The report says these SARs, which cover the 12 months to October 2020, include some £200 million in suspected criminal proceeds reported by the SRA to the National Crime Agency to support law enforcement efforts to disrupt and prosecute offenders, protect the public and tackle financial crime.
The authority says these SARs included residential property conveyancing along with nine other categories of likely criminal activity.
“Money laundering linked to vendor fraud was identified as a key theme in the SARs we reported,” says the report’s author Sara Gwilliam.
Targeted by fraudsters
“This is where homes are targeted by fraudsters and sold without the knowledge or consent of the true owners, with the elderly and vulnerable often the victims.
“As the SRA’s Money Laundering Reporting Officer, I issued a trend alert on this to flag the issue and raise awareness.
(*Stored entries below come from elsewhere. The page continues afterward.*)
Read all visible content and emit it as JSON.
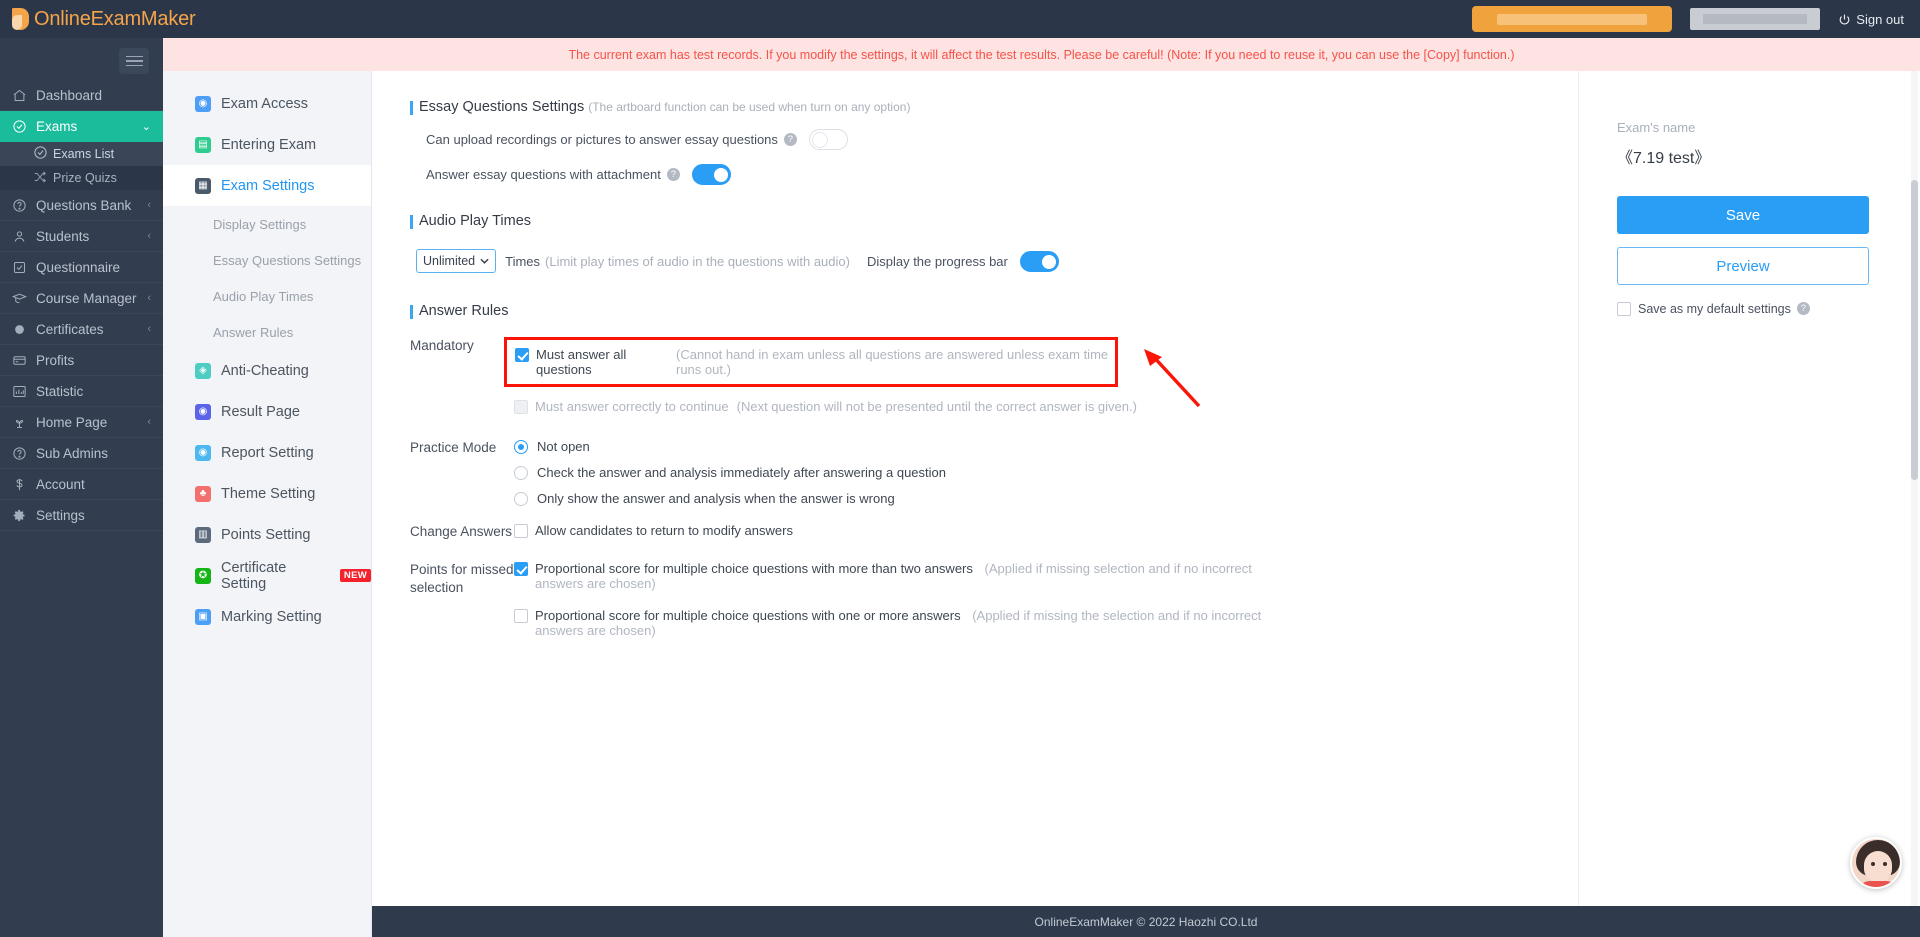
{
  "brand": {
    "name": "OnlineExamMaker"
  },
  "topbar": {
    "sign_out": "Sign out",
    "accent_orange": "#f0a23c"
  },
  "banner": {
    "text": "The current exam has test records. If you modify the settings, it will affect the test results. Please be careful! (Note: If you need to reuse it, you can use the [Copy] function.)",
    "color": "#f5534a",
    "background": "#fde3e1"
  },
  "sidebar": {
    "items": [
      {
        "label": "Dashboard",
        "icon": "home-icon",
        "has_chevron": false
      },
      {
        "label": "Exams",
        "icon": "check-circle-icon",
        "has_chevron": true,
        "active": true
      },
      {
        "label": "Questions Bank",
        "icon": "question-circle-icon",
        "has_chevron": true
      },
      {
        "label": "Students",
        "icon": "user-icon",
        "has_chevron": true
      },
      {
        "label": "Questionnaire",
        "icon": "checkbox-icon",
        "has_chevron": false
      },
      {
        "label": "Course Manager",
        "icon": "graduation-cap-icon",
        "has_chevron": true
      },
      {
        "label": "Certificates",
        "icon": "badge-icon",
        "has_chevron": true
      },
      {
        "label": "Profits",
        "icon": "card-icon",
        "has_chevron": false
      },
      {
        "label": "Statistic",
        "icon": "bar-chart-icon",
        "has_chevron": false
      },
      {
        "label": "Home Page",
        "icon": "plant-icon",
        "has_chevron": true
      },
      {
        "label": "Sub Admins",
        "icon": "question-circle-icon",
        "has_chevron": false
      },
      {
        "label": "Account",
        "icon": "dollar-icon",
        "has_chevron": false
      },
      {
        "label": "Settings",
        "icon": "gear-icon",
        "has_chevron": false
      }
    ],
    "subitems": [
      {
        "label": "Exams List",
        "icon": "check-circle-icon",
        "selected": true
      },
      {
        "label": "Prize Quizs",
        "icon": "shuffle-icon",
        "selected": false
      }
    ],
    "active_accent": "#1abc9c"
  },
  "panel2": {
    "items": [
      {
        "label": "Exam Access",
        "icon": "location-icon",
        "color": "#4d9ef6",
        "type": "main"
      },
      {
        "label": "Entering Exam",
        "icon": "document-icon",
        "color": "#2ecc8f",
        "type": "main"
      },
      {
        "label": "Exam Settings",
        "icon": "window-icon",
        "color": "#4a5a6a",
        "type": "main",
        "current": true
      },
      {
        "label": "Display Settings",
        "type": "sub"
      },
      {
        "label": "Essay Questions Settings",
        "type": "sub"
      },
      {
        "label": "Audio Play Times",
        "type": "sub"
      },
      {
        "label": "Answer Rules",
        "type": "sub"
      },
      {
        "label": "Anti-Cheating",
        "icon": "shield-icon",
        "color": "#4ecdc4",
        "type": "main"
      },
      {
        "label": "Result Page",
        "icon": "eye-icon",
        "color": "#5b63e8",
        "type": "main"
      },
      {
        "label": "Report Setting",
        "icon": "report-icon",
        "color": "#4db8f0",
        "type": "main"
      },
      {
        "label": "Theme Setting",
        "icon": "shirt-icon",
        "color": "#f2706e",
        "type": "main"
      },
      {
        "label": "Points Setting",
        "icon": "points-icon",
        "color": "#5b6a7d",
        "type": "main"
      },
      {
        "label": "Certificate Setting",
        "icon": "certificate-icon",
        "color": "#16b516",
        "type": "main",
        "badge": "NEW"
      },
      {
        "label": "Marking Setting",
        "icon": "marking-icon",
        "color": "#4d9ef6",
        "type": "main"
      }
    ]
  },
  "main": {
    "essay": {
      "title": "Essay Questions Settings",
      "hint": "(The artboard function can be used when turn on any option)",
      "opt_upload": "Can upload recordings or pictures to answer essay questions",
      "opt_upload_state": "off",
      "opt_attachment": "Answer essay questions with attachment",
      "opt_attachment_state": "on"
    },
    "audio": {
      "title": "Audio Play Times",
      "select_value": "Unlimited",
      "times_label": "Times",
      "times_hint": "(Limit play times of audio in the questions with audio)",
      "progress_label": "Display the progress bar",
      "progress_state": "on"
    },
    "answer_rules": {
      "title": "Answer Rules",
      "mandatory_label": "Mandatory",
      "mandatory_opt1": "Must answer all questions",
      "mandatory_opt1_note": "(Cannot hand in exam unless all questions are answered unless exam time runs out.)",
      "mandatory_opt1_checked": true,
      "mandatory_opt1_highlighted": true,
      "mandatory_opt2": "Must answer correctly to continue",
      "mandatory_opt2_note": "(Next question will not be presented until the correct answer is given.)",
      "mandatory_opt2_checked": false,
      "practice_label": "Practice Mode",
      "practice_options": [
        {
          "label": "Not open",
          "selected": true
        },
        {
          "label": "Check the answer and analysis immediately after answering a question",
          "selected": false
        },
        {
          "label": "Only show the answer and analysis when the answer is wrong",
          "selected": false
        }
      ],
      "change_label": "Change Answers",
      "change_opt": "Allow candidates to return to modify answers",
      "change_checked": false,
      "points_label": "Points for missed selection",
      "points_opt1": "Proportional score for multiple choice questions with more than two answers",
      "points_opt1_note": "(Applied if missing selection and if no incorrect answers are chosen)",
      "points_opt1_checked": true,
      "points_opt2": "Proportional score for multiple choice questions with one or more answers",
      "points_opt2_note": "(Applied if missing the selection and if no incorrect answers are chosen)",
      "points_opt2_checked": false
    },
    "highlight_color": "#fa1508",
    "arrow_color": "#fa1508"
  },
  "rightpanel": {
    "exam_name_label": "Exam's name",
    "exam_name_value": "《7.19 test》",
    "save_label": "Save",
    "preview_label": "Preview",
    "default_label": "Save as my default settings",
    "default_checked": false,
    "accent": "#2a9df4"
  },
  "footer": {
    "text": "OnlineExamMaker © 2022 Haozhi CO.Ltd"
  }
}
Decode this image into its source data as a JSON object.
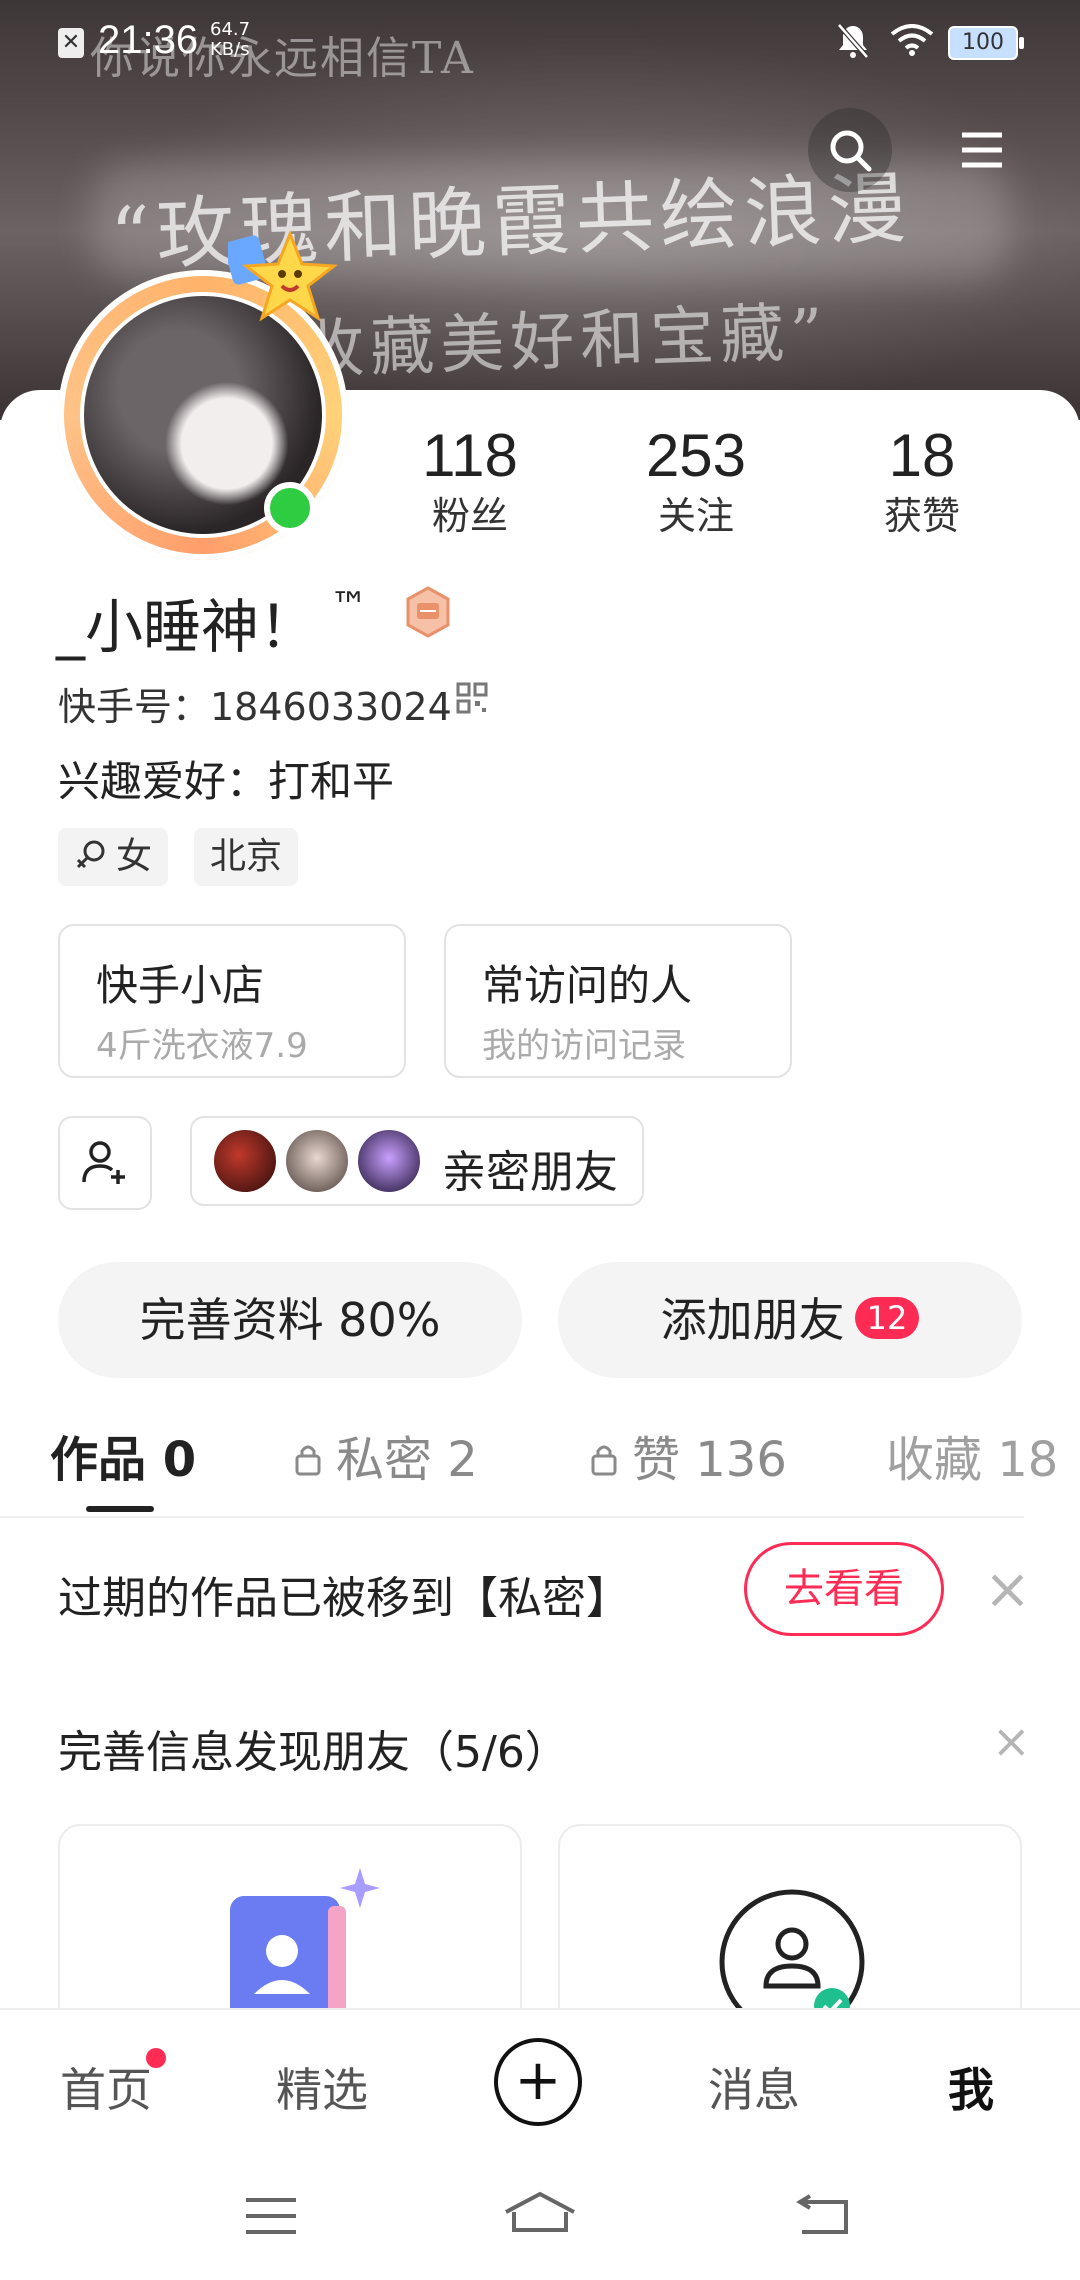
{
  "status_bar": {
    "time": "21:36",
    "speed_value": "64.7",
    "speed_unit": "KB/s",
    "battery": "100"
  },
  "banner": {
    "line1": "你说你永远相信TA",
    "line2": "“玫瑰和晚霞共绘浪漫",
    "line3": "收藏美好和宝藏”"
  },
  "profile": {
    "nickname": "_小睡神！",
    "tm": "™",
    "kwai_id": "快手号：1846033024",
    "hobby": "兴趣爱好：打和平",
    "gender_chip": "女",
    "location_chip": "北京"
  },
  "stats": [
    {
      "value": "118",
      "label": "粉丝"
    },
    {
      "value": "253",
      "label": "关注"
    },
    {
      "value": "18",
      "label": "获赞"
    }
  ],
  "cards": [
    {
      "title": "快手小店",
      "subtitle": "4斤洗衣液7.9"
    },
    {
      "title": "常访问的人",
      "subtitle": "我的访问记录"
    }
  ],
  "close_friends": {
    "label": "亲密朋友"
  },
  "actions": {
    "complete_profile": "完善资料 80%",
    "add_friends": "添加朋友",
    "add_friends_count": "12"
  },
  "tabs": [
    {
      "label": "作品 0"
    },
    {
      "label": "私密 2"
    },
    {
      "label": "赞 136"
    },
    {
      "label": "收藏 18"
    }
  ],
  "notice": {
    "text": "过期的作品已被移到【私密】",
    "button": "去看看"
  },
  "discover": {
    "title": "完善信息发现朋友（5/6）"
  },
  "bottom_nav": [
    {
      "label": "首页"
    },
    {
      "label": "精选"
    },
    {
      "label": "消息"
    },
    {
      "label": "我"
    }
  ],
  "colors": {
    "accent": "#fe2c55",
    "online": "#2ecc40"
  }
}
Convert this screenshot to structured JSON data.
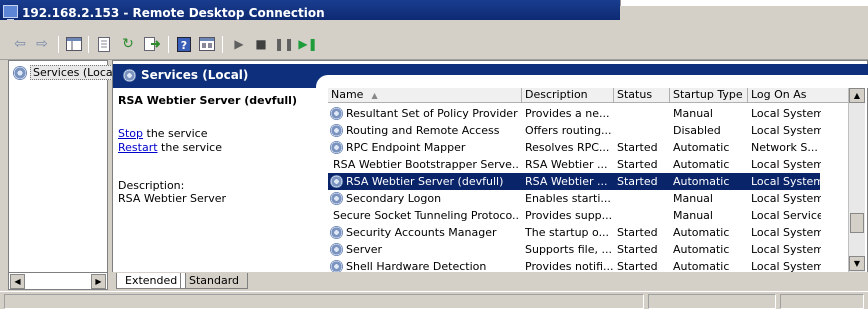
{
  "window": {
    "title": "192.168.2.153 - Remote Desktop Connection"
  },
  "tree": {
    "item_label": "Services (Local)"
  },
  "header": {
    "title": "Services (Local)"
  },
  "detail": {
    "service_name": "RSA Webtier Server (devfull)",
    "stop_link": "Stop",
    "stop_suffix": " the service",
    "restart_link": "Restart",
    "restart_suffix": " the service",
    "description_label": "Description:",
    "description_text": "RSA Webtier Server"
  },
  "columns": {
    "name": "Name",
    "description": "Description",
    "status": "Status",
    "startup": "Startup Type",
    "logon": "Log On As"
  },
  "rows": [
    {
      "name": "Resultant Set of Policy Provider",
      "description": "Provides a ne...",
      "status": "",
      "startup": "Manual",
      "logon": "Local System",
      "selected": false
    },
    {
      "name": "Routing and Remote Access",
      "description": "Offers routing...",
      "status": "",
      "startup": "Disabled",
      "logon": "Local System",
      "selected": false
    },
    {
      "name": "RPC Endpoint Mapper",
      "description": "Resolves RPC...",
      "status": "Started",
      "startup": "Automatic",
      "logon": "Network S...",
      "selected": false
    },
    {
      "name": "RSA Webtier Bootstrapper Serve...",
      "description": "RSA Webtier ...",
      "status": "Started",
      "startup": "Automatic",
      "logon": "Local System",
      "selected": false
    },
    {
      "name": "RSA Webtier Server (devfull)",
      "description": "RSA Webtier ...",
      "status": "Started",
      "startup": "Automatic",
      "logon": "Local System",
      "selected": true
    },
    {
      "name": "Secondary Logon",
      "description": "Enables starti...",
      "status": "",
      "startup": "Manual",
      "logon": "Local System",
      "selected": false
    },
    {
      "name": "Secure Socket Tunneling Protoco...",
      "description": "Provides supp...",
      "status": "",
      "startup": "Manual",
      "logon": "Local Service",
      "selected": false
    },
    {
      "name": "Security Accounts Manager",
      "description": "The startup o...",
      "status": "Started",
      "startup": "Automatic",
      "logon": "Local System",
      "selected": false
    },
    {
      "name": "Server",
      "description": "Supports file, ...",
      "status": "Started",
      "startup": "Automatic",
      "logon": "Local System",
      "selected": false
    },
    {
      "name": "Shell Hardware Detection",
      "description": "Provides notifi...",
      "status": "Started",
      "startup": "Automatic",
      "logon": "Local System",
      "selected": false
    }
  ],
  "tabs": {
    "extended": "Extended",
    "standard": "Standard"
  },
  "colors": {
    "selection": "#0a246a",
    "header_band": "#0d2f7c",
    "link": "#0000cc"
  }
}
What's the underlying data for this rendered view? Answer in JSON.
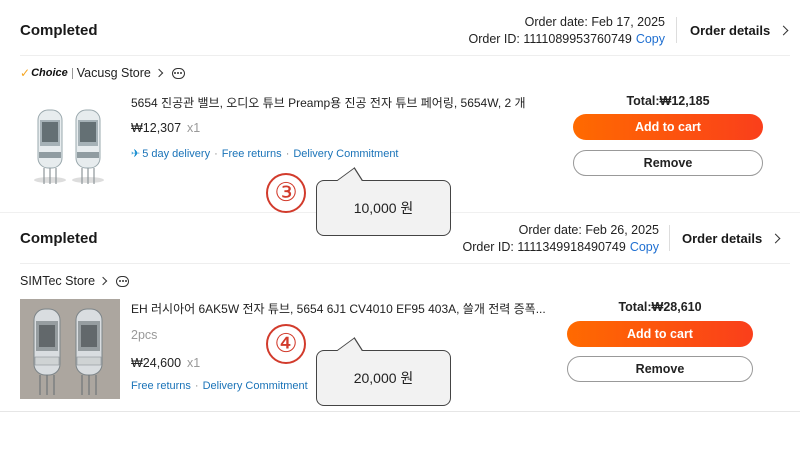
{
  "orders": [
    {
      "status": "Completed",
      "order_date": "Order date: Feb 17, 2025",
      "order_id": "Order ID: 1111089953760749",
      "copy_label": "Copy",
      "details_label": "Order details",
      "store_badge": "Choice",
      "store_name": "Vacusg Store",
      "item_title": "5654 진공관 밸브, 오디오 튜브 Preamp용 진공 전자 튜브 페어링, 5654W, 2 개",
      "price": "₩12,307",
      "quantity": "x1",
      "delivery": "5 day delivery",
      "free_returns": "Free returns",
      "commitment": "Delivery Commitment",
      "total": "Total:₩12,185",
      "add_to_cart": "Add to cart",
      "remove": "Remove"
    },
    {
      "status": "Completed",
      "order_date": "Order date: Feb 26, 2025",
      "order_id": "Order ID: 1111349918490749",
      "copy_label": "Copy",
      "details_label": "Order details",
      "store_name": "SIMTec Store",
      "item_title": "EH 러시아어 6AK5W 전자 튜브, 5654 6J1 CV4010 EF95 403A, 쓸개 전력 증폭...",
      "pack": "2pcs",
      "price": "₩24,600",
      "quantity": "x1",
      "free_returns": "Free returns",
      "commitment": "Delivery Commitment",
      "total": "Total:₩28,610",
      "add_to_cart": "Add to cart",
      "remove": "Remove"
    }
  ],
  "annotations": [
    {
      "marker": "③",
      "note": "10,000 원"
    },
    {
      "marker": "④",
      "note": "20,000 원"
    }
  ],
  "colors": {
    "accent": "#fa4b14",
    "link": "#1a73b8",
    "badge": "#d23b2c"
  }
}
“This has been widely shared with law enforcement partners (such as the NCA, police and HMRC), other supervisors, and the legal profession, though existing information sharing gateways and our Risk Outlook.”
But Gwilliam says the increase in SARs issued by her organisation are not down to an increase in criminal behaviour, but instead heightened awareness among solicitors about their money laundering responsibilities, and therefore greater alertness.
“We remain committed to ensuring that all SRA staff members are aware of money laundering and terrorist financing related risks and the obligations placed upon everyone to internally report their suspicions,” she says. “We continue to deliver a range of money laundering and terrorist financing training courses.”